2. Por despacho do Director Regional do Ambiente e Ordenamento do Território do
Norte, de 7 de Setembro de 2000, foi revogada a licença de utilização do domínio
público marítimo nº 134/2000. Na sequência desta decisão, foi decidida a
reversão gratuita a favor da Administração das instalações fixas correspondentes
ao equipamento com função de apoio de praia, com fundamento no disposto no
artigo 8º, nº 1, do Decreto-Lei nº 46/94, de 22 de Fevereiro, por despacho da
Sub-Directora Regional do Ambiente e do Ordenamento do Território do Norte, de
21 de Março de 2001.
Por acórdão do Supremo Tribunal Administrativo, de 11 de Fevereiro de 2003, foi
negado provimento ao recurso contencioso que a recorrente interpôs do
indeferimento tácito do recurso hierárquico então interposto para o Ministro do
Ambiente.
Interposto recurso daquele acórdão para o Pleno do Supremo Tribunal
Administrativo, este Tribunal acordou em negar provimento, com os fundamentos
que se seguem:
«3.3 Vejamos, então, se assiste razão à Recorrente.
Neste particular contexto, é de realçar que a Recorrente circunscreve a sua
censura, no tocante ao Acórdão da Secção, à pronúncia nele contida a propósito
da por si suscitada questão da inconstitucionalidade do n° 1, do artigo 8° do DL
46/94, de 22-2 (cfr. a sua alegação, a fls. 147), preceito que, na sua óptica,
estaria em oposição frontal com o disposto nos nºs 1 e 2, do artigo 62° da CRP,
sendo que, o acto objecto de impugnação contenciosa ao manter na ordem jurídica
o despacho da Subdirectora Regional do Ambiente, por via do indeferimento tácito
do já aludido recurso hierárquico, acaba por enfermar de ilegalidade, por se ter
ancorado em norma inconstitucional.
Tal inconstitucionalidade decorreria, em síntese, da circunstância da a
questionada norma permitir a reversão, a título gratuito para o Estado, fora do
quadro da expropriação e da requisição, de bens pertencentes a Particulares.
Como já se viu, o Acórdão da Secção, não subscreveu a tese defendida pela
Recorrente, antes concluindo pela constitucionalidade do dito preceito, com a
consequente não procedência do vício por si arguido.

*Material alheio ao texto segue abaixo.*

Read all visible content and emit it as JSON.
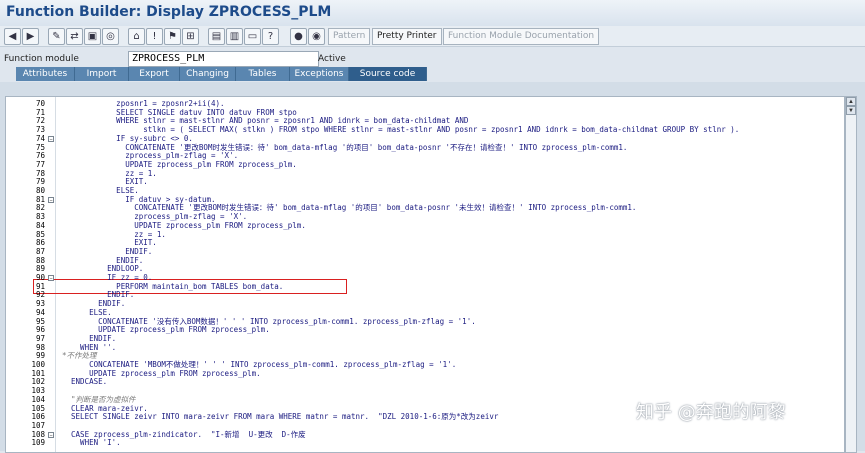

Para assim decidir, o referido aresto baseou-se no quadro argumentativo que,
seguidamente, se sintetiza:
- A licença de utilização para a exploração do “B.”, tinha sido revogado por
despacho, de 7 -9-00;
- Em face da dita revogação teriam de ser removidas do domínio público as
instalações desmontáveis e demolidas as obras executadas e as instalações,
fixas, a menos, que, como sucedeu no caso dos autos, a Administração opte pela
reversão das obras executadas e das instalações fixas, ao abrigo do n° 1, do
artigo 8° do DL 46/94;
- A Recorrente era, apenas, uma dos detentoras de uma licença (precária) de
utilização do domínio público hídrico, não se podendo, por isso, falar aqui de
direito de propriedade, pelo que se não mostra violado o artigo 62° da CRP.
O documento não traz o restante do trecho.